3. Combine mTLS with scopes or claims

Use certificate extensions or signed claims (e.g., from a private CA) to embed scopes, and validate them in Chi handlers. For example, a custom OID carrying scope=users:read can be checked before allowing read access:

scopeCheckHandler : Handler Response
scopeCheckHandler = handler $
  \req -> do
    certs <- getClientCertificates req
    case certs of
      []          -> pure $ response401
      cert : _    -> if hasScope cert "users:read"
                        then pure $ response200
                        else pure $ response403
  where
    hasScope : Cert -> String -> Boolean
    hasScope cert scope = ...

4. Avoid default admin mapping

Never map a certificate CN like admin directly to an admin role.
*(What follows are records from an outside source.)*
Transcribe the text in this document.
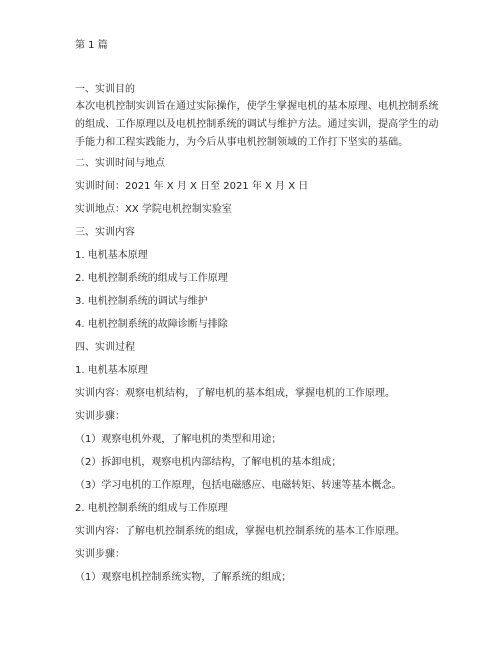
第 1 篇
一、实训目的
本次电机控制实训旨在通过实际操作，使学生掌握电机的基本原理、电机控制系统
的组成、工作原理以及电机控制系统的调试与维护方法。通过实训，提高学生的动
手能力和工程实践能力，为今后从事电机控制领域的工作打下坚实的基础。
二、实训时间与地点
实训时间：2021 年 X 月 X 日至 2021 年 X 月 X 日
实训地点：XX 学院电机控制实验室
三、实训内容
1. 电机基本原理
2. 电机控制系统的组成与工作原理
3. 电机控制系统的调试与维护
4. 电机控制系统的故障诊断与排除
四、实训过程
1. 电机基本原理
实训内容：观察电机结构，了解电机的基本组成，掌握电机的工作原理。
实训步骤：
（1）观察电机外观，了解电机的类型和用途；
（2）拆卸电机，观察电机内部结构，了解电机的基本组成；
（3）学习电机的工作原理，包括电磁感应、电磁转矩、转速等基本概念。
2. 电机控制系统的组成与工作原理
实训内容：了解电机控制系统的组成，掌握电机控制系统的基本工作原理。
实训步骤：
（1）观察电机控制系统实物，了解系统的组成；
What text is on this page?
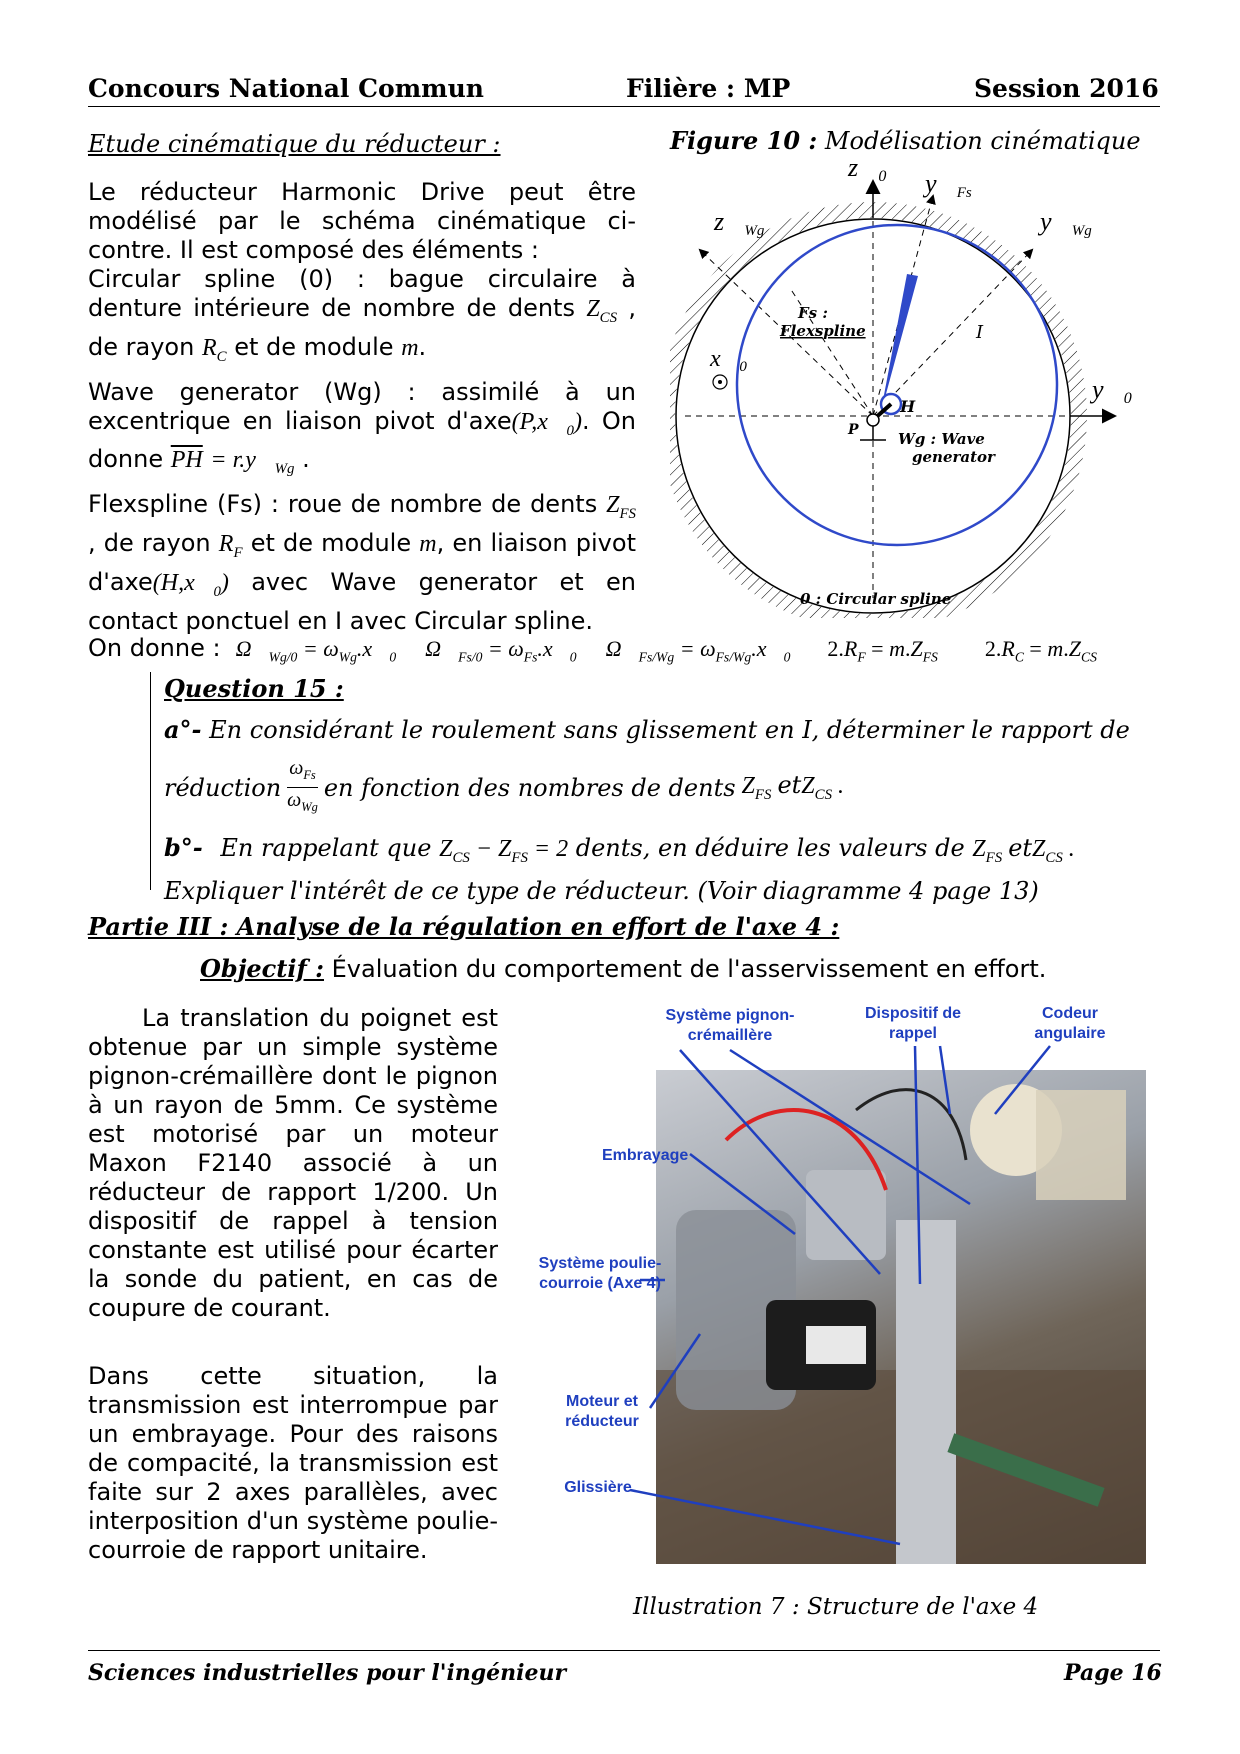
Concours National Commun	Filière : MP	Session 2016
Etude cinématique du réducteur :
Le réducteur Harmonic Drive peut être modélisé par le schéma cinématique ci-contre. Il est composé des éléments :
Circular spline (0) : bague circulaire à denture intérieure de nombre de dents $Z_{CS}$ , de rayon $R_C$ et de module m.
Wave generator (Wg) : assimilé à un excentrique en liaison pivot $d'axe(P,x⃗_0)$. On donne $\overline{PH}$ = $r.y⃗_{Wg}$ .
Flexspline (Fs) : roue de nombre de dents $Z_{FS}$ , de rayon $R_F$ et de module m, en liaison pivot $d'axe(H,x⃗_0)$ avec Wave generator et en contact ponctuel en I avec Circular spline.
Figure 10 : Modélisation cinématique
z⃗0 y⃗Fs
y⃗Wg
z⃗Wg
y⃗0
$x⃗_0$
Fs :
Flexspline	I
H
P	Wg : Wave
generator
0 : Circular spline
On donne : $\Omega⃗_{Wg/0}$ = $\omega_{Wg}.x⃗_0$ $\Omega⃗_{Fs/0}$ = $\omega_{Fs}.x⃗_0$ $\Omega⃗_{Fs/Wg}$ = $\omega_{Fs/Wg}.x⃗_0$ $2.R_F = m.Z_{FS}$ $2.R_C = m.Z_{CS}$
Question 15 :
a°- En considérant le roulement sans glissement en I, déterminer le rapport de
réduction
$\omega_{Fs}$
$\omega_{Wg}$
en fonction des nombres de dents $Z_{FS}$ etZ$_{CS}$ .
b°- En rappelant que $Z_{CS} - Z_{FS} = 2$ dents, en déduire les valeurs de $Z_{FS}$ etZ$_{CS}$ .
Expliquer l'intérêt de ce type de réducteur. (Voir diagramme 4 page 13)
Partie III : Analyse de la régulation en effort de l'axe 4 :
Objectif : Évaluation du comportement de l'asservissement en effort.
La translation du poignet est obtenue par un simple système pignon-crémaillère dont le pignon à un rayon de 5mm. Ce système est motorisé par un moteur Maxon F2140 associé à un réducteur de rapport 1/200. Un dispositif de rappel à tension constante est utilisé pour écarter la sonde du patient, en cas de coupure de courant.
Dans cette situation, la transmission est interrompue par un embrayage. Pour des raisons de compacité, la transmission est faite sur 2 axes parallèles, avec interposition d'un système poulie-courroie de rapport unitaire.
Système pignon-crémaillère
Dispositif de rappel
Codeur angulaire
Embrayage
Système poulie-courroie (Axe 4)
Moteur et réducteur
Glissière
Illustration 7 : Structure de l'axe 4
Sciences industrielles pour l'ingénieur	Page 16
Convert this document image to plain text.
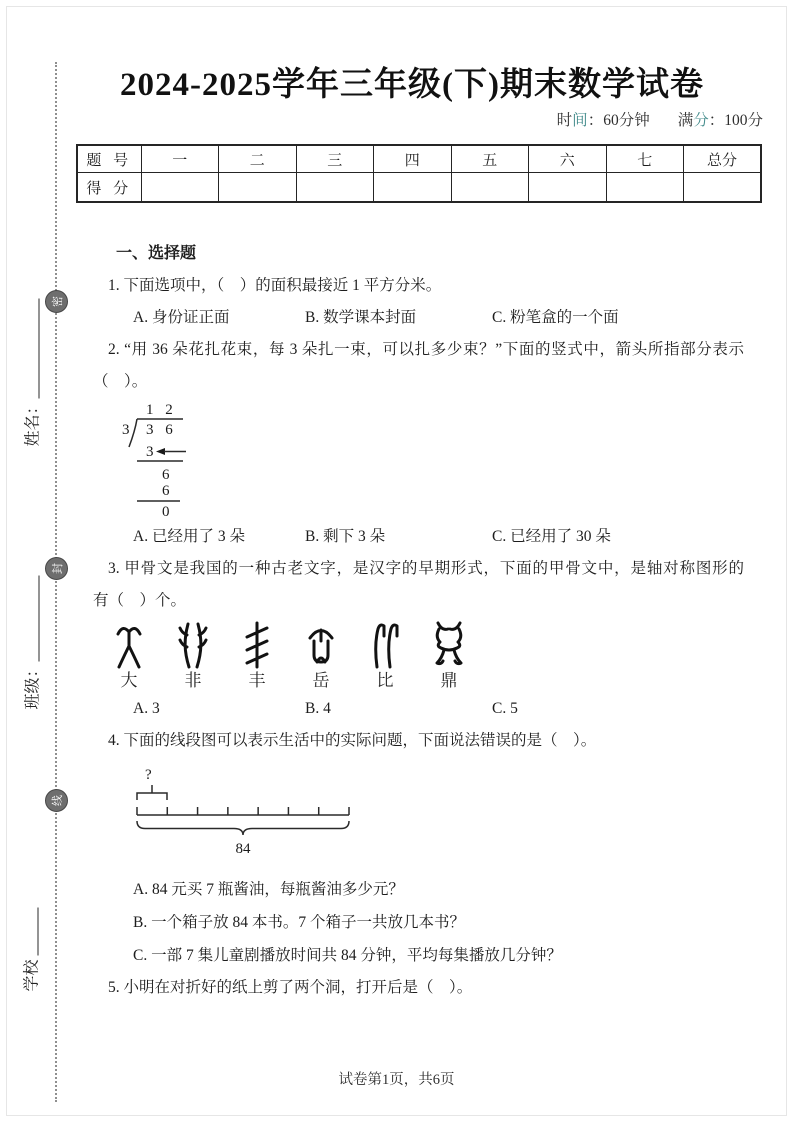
密
封
线
姓名：
班级：
学校

2024-2025学年三年级(下)期末数学试卷
时间：60分钟 满分：100分
题 号	一	二	三	四	五	六	七	总分
得 分								
一、选择题
1. 下面选项中，（　）的面积最接近 1 平方分米。
A. 身份证正面	B. 数学课本封面	C. 粉笔盒的一个面
2. “用 36 朵花扎花束，每 3 朵扎一束，可以扎多少束？”下面的竖式中，箭头所指部分表示
（　）。
1 2
3 3 6
3
6
6
0
A. 已经用了 3 朵	B. 剩下 3 朵	C. 已经用了 30 朵
3. 甲骨文是我国的一种古老文字，是汉字的早期形式，下面的甲骨文中，是轴对称图形的
有（　）个。
大	非	丰	岳	比	鼎
A. 3	B. 4	C. 5
4. 下面的线段图可以表示生活中的实际问题，下面说法错误的是（　）。
?
84
A. 84 元买 7 瓶酱油，每瓶酱油多少元？
B. 一个箱子放 84 本书。7 个箱子一共放几本书？
C. 一部 7 集儿童剧播放时间共 84 分钟，平均每集播放几分钟？
5. 小明在对折好的纸上剪了两个洞，打开后是（　）。
试卷第1页，共6页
Instead, maintain a server-side allowlist that maps certificate fingerprints or SANs to roles:

roleMapping : List (String, String) -- (certFingerprint, role)
roleMapping = [ ("a1b2c3...", "user")
              , ("d4e5f6...", "admin")
              ]

resolveRole : String -> Maybe String
resolveRole fingerprint = lookup fingerprint roleMapping

5. Use Chi’s request context for identity

Store resolved identity in the request context after mTLS validation, and use it in handlers:

validateMTLS : Request a -> Maybe RequestWithIdentity
validateMTLS req = ... -- validate cert chain, extract identity

main : IO ()
main = do
  routed $ \req -> case validateMTLS req of
    Nothing          -> response401
    Just reqIdentity -> route $
      [ ("admin", adminHandler reqIdentity)
      , ("users", userHandler reqIdentity)
      ]

adminHandler : RequestWithIdentity -> Handler Response
adminHandler req = do
  unless (isAdmin req) (pure response403)
  -- proceed with admin logic

These patterns ensure that mTLS is used for authentication while Chi-specific authorization logic enforces least privilege, preventing privilege escalation across user, role, and permission boundaries.